About 70 people spoke — and more than 400 people packed the Paso Robles Event Center — on Thursday night to voice their opinion on whether a management district should be formed for the Paso Robles groundwater basin.
The speakers were about evenly split between those in favor of the district and those opposed, with opponents of the district frequently clapping loudly for speakers they agreed with.
The meeting was the first of at least two public hearings the San Luis Obispo County Local Agency Formation Commission will hold on whether the district should be formed, what its boundaries would be, what powers it would have and how it would be funded.
No decisions were made at the hearing. County and LAFCO staff had an hourlong presentation about the district formation process and then took public comment.
“The primary purpose of this meeting is to hear from the public,” Chairman Tom Murray said.

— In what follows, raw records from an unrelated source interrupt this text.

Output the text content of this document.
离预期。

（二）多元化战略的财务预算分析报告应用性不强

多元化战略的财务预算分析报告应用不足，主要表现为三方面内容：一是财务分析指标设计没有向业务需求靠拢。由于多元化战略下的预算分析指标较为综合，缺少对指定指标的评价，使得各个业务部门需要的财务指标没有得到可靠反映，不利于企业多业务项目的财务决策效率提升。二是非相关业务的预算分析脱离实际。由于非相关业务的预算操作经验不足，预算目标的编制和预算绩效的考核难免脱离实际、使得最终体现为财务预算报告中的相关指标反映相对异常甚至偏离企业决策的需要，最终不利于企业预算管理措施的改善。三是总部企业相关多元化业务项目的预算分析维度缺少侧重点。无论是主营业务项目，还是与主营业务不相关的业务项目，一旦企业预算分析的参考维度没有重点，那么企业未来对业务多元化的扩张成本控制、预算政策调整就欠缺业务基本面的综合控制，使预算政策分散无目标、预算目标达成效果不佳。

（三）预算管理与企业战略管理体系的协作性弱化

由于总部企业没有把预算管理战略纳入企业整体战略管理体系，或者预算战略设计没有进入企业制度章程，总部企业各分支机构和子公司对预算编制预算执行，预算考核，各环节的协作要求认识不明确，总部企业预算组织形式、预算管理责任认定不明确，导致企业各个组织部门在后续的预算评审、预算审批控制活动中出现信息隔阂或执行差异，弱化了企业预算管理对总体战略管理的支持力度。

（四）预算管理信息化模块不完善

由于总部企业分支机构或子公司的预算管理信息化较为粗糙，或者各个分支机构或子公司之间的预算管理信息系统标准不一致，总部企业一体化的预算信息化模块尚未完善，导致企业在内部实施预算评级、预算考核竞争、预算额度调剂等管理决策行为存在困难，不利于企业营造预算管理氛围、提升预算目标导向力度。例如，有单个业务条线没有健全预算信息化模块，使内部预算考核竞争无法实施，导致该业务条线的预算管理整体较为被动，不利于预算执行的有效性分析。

Those in favor of the district said state law requires management of the basin, and a water district would give residents around the basin control over its management. If locals do not manage the basin, either the county or the state will step in and do it for them.
“I am for local management and representation, and I really don’t want state intervention,” said Daniel Sinton of Creston.
Many proponents of the water district told of dropping well levels and degraded water quality.
“My well has dropped 75 feet,” said Ellen Ferguson of Paso Robles. “For people who think we don’t have a problem, you have your heads in the sand.”
Opponents alleged the district is just an excuse to collect more taxes and trample on property rights. They also expressed skepticism that the district would be able to solve the basin’s water crisis.
“I believe it is not going to make our wells come up,” said Joy Sprague of Paso Robles. “You can vote for the district if you want, but it is not going to help your wells.”
Other opponents said the district would only help the wealthy vintners in the basin who use most of the water, but not the small rural property owners.
“I don’t think any of my money should go to help people plant grapes, and that’s what this is,” said Bob Tucker of Paso Robles.
During the staff presentation, LAFCO Executive Officer David Church said the proposed district for the Paso Robles groundwater basin should contain a bylaw that prohibits the exportation of water outside the basin.
The bylaw was one of a set of powers LAFCO is considering to manage the district. Church also discussed the district’s service boundaries.
Church said the prohibition of transfer, export or movement of groundwater outside of the basin comes as a response to concerns raised by residents of the basin.
“The purpose of the proposed water district is to balance and stabilize the groundwater resources in the basin,” he said. “Exporting water resources to other areas would likely cause an imbalance and destabilization of the basin.”
Most of the proposed powers the district could have were outlined in a law, written by Assemblyman Katcho Achadjian, R-San Luis Obispo, which went into effect Jan. 1 and that allowed the formation of the district. The powers included in the law were based on successful water districts elsewhere in the state and would give the district sweeping authority to meter, monitor and manage the groundwater basin in order to stabilize it by 2020.
The commission also presented a map showing the area the district could encompass. The LAFCO staff has recommended the smaller of two options to determine the district boundaries.
The option preferred by the staff contains boundaries identified in 2002 by San Luis Obispo engineering consulting firm Fugro Consultants Inc. It covers some 790 square miles of the North County east of Paso Robles and Atascadero. The other potential boundary option was developed by the state in the 1970s, is larger by 150,000 acres and includes a larger chunk of the county near the Kern County line.
The Fugro boundaries are preferred because they are based on newer information gathered from a significant number of wells within the basin, Church said.
“The Fugro boundary makes practical and scientific sense as the preferred service boundary for the formation of the district,” he said.
The commission is set to hold a second hearing on the formation of the district Sept. 17 in San Luis Obispo. Additional hearings will be held if needed.
Once LAFCO is done forming the district, the agency will pass the district proposal to the county Board of Supervisors, which will schedule an election for March 8, in which the voters and landowners in the basin will decide whether to form the district, whether to approve a proposed annual budget of $1 million and who would be on the nine-member board of directors.